Hosta – a cough. If you have one of these you may want some hostmedicin (cough medicine), which you can get from a pharmacy, although Sweden’s 1177 healthcare information website states that it’s just as effective to drink a lot of water. Unlike in English, you don’t use the article when saying you have a cough. Instead, you say jag har hosta (literally: I have cough).

Bear in mind that Swedish pharmacists do extensive medical training so are able to provide consultations and advice on a range of minor illnesses.

If you’re buying cough medicine you will probably be asked if your cough is torr (dry) slemmig (wet or productive cough) allvarlig (severe) or kronisk (long-lasting).

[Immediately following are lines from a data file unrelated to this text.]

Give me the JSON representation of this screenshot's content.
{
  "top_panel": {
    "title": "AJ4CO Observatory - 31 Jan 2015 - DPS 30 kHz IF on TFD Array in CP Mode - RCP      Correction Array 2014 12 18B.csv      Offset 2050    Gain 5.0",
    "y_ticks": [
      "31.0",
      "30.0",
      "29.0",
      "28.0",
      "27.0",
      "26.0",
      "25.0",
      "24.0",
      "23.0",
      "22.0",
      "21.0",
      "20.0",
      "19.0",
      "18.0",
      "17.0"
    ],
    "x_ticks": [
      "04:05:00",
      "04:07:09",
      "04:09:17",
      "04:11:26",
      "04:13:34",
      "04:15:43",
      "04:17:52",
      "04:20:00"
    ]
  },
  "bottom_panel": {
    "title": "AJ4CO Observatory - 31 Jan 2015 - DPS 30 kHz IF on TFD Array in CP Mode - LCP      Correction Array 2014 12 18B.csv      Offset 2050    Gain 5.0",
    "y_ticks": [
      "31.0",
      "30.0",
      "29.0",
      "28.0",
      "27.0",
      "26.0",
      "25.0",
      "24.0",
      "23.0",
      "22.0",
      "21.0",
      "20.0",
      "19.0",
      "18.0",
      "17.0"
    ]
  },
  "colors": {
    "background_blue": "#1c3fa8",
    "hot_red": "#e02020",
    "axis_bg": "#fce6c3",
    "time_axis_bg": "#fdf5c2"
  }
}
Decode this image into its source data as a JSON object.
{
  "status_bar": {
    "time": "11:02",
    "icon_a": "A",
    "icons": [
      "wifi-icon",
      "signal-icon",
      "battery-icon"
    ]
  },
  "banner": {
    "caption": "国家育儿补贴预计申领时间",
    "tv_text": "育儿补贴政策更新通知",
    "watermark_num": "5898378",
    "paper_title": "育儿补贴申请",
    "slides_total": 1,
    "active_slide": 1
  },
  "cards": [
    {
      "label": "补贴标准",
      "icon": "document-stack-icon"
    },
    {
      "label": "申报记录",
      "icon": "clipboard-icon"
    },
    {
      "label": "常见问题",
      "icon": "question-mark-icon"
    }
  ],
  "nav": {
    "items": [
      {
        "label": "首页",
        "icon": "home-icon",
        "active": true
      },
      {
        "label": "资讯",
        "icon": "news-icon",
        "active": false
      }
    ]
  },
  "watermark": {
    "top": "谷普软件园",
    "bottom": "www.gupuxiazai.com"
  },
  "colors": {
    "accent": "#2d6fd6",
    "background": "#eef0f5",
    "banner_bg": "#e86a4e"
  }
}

En feber – A fever. If your illness is a little more severe and you are running a temperature this is the word you want. Again, your pharmacist can give you over-the-counter medication for this, and will advise you to consult a doctor if they consider it more severe.

Panodil – this is the most common brand-name for Paracetamol in Sweden and can be bought without prescription from all pharmacies if you need a painkiller or something to help a fever. It’s so ubiquitous that people generally refer to simply ‘Panodil’ rather than paracetamol. 

Influensa – The flu. Flu season affects thousands of people every year in Sweden and if you’re in an at-risk group it’s a good idea to get your flu vaccine (full details of how to access it here).

Vårdcentral – literally, your “health centre”, this is where you go to to speak to a läkare (doctor), the Swedish equivalent to a family doctor or GP, one that covers all types of medicine and doesn’t specialise.

Symtomen – The symptoms. If you visit the doctor they will probably ask your symptoms and these might include svullna halsmandlar (swollen tonsils), hosta (coughing) or jag har svårt att andas (I have difficulty breathing/swallowing). If you want to say that something hurts, you say jag har ont i [insert body part here]”. 

Ett recept– A prescription. The doctor hands these out then you go to the pharmacy to collect the medicine.

One very important question you might be asked is har du något läkemedelsallergi? – Are you allergic to any medications?